Antisemitische Demonstration in Frankreich
Antisemitische Demonstration in Frankreich (Imago Images / Sipa USA)

In Frankreich kommt es Tag für Tag landesweit zu antisemitischen Vorfällen aller Art, doch es kommt auch immer häufiger zu Anzeigen und Strafverfahren.

Aggressiv judenfeindliche Äußerungen werden in Frankreich immer öfter ein Fall für Gerichte. Der derzeit bekannteste Fall ist Youcef Atal. Der algerische Fußballnationalspieler, der beim französischen Erstligisten OGC Nizza unter Vertrag steht, wurde wegen »Aufstachelung zum Hass aufgrund der Religion« am 3. Januar zu einer achtmonatigen Haftstrafe auf Bewährung verurteilt. Zudem muss er 45.000 Euro Strafe zahlen. Der Strafrahmen entspricht in etwa der Forderung der Staatsanwaltschaft. Diese hatte eine zehnmonatige Haftstrafe auf Bewährung und ebenfalls eine Geldstrafe von 45.000 Euro gefordert.

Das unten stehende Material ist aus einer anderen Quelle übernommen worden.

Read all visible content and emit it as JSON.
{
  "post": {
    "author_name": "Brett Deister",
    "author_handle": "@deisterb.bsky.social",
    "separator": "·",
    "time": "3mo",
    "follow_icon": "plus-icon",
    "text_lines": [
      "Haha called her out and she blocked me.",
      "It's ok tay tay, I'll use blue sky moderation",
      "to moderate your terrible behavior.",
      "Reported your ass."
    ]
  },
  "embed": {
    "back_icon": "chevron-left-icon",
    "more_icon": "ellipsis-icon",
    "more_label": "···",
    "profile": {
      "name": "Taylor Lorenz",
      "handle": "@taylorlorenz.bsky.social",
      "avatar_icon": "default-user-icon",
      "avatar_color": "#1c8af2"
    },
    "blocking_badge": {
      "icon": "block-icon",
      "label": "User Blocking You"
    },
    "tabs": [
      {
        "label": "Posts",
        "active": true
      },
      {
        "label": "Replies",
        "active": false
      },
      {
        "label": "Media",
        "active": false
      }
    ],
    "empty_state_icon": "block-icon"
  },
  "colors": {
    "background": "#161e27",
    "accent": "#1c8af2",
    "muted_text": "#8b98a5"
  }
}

Atals Vergehen bestand darin, fünf Tage nach den Massakern und Entführungen vom 7. Oktober das Video des Predigers Mahmoud Al Hasanat mit seinen 3,2 Millionen Followern auf Instagram geteilt zu haben. In dem Video sprach der Prediger zunächst mit Tränen in den Augen über das Schicksal der Kinder in Gaza, die unter den Bomben litten. Dann forderte er Gott auf, »einen schwarzen Tag für die Juden« zu schicken und den Menschen in Gaza »die Hand zu reichen«, wenn sie »den Stein werfen«.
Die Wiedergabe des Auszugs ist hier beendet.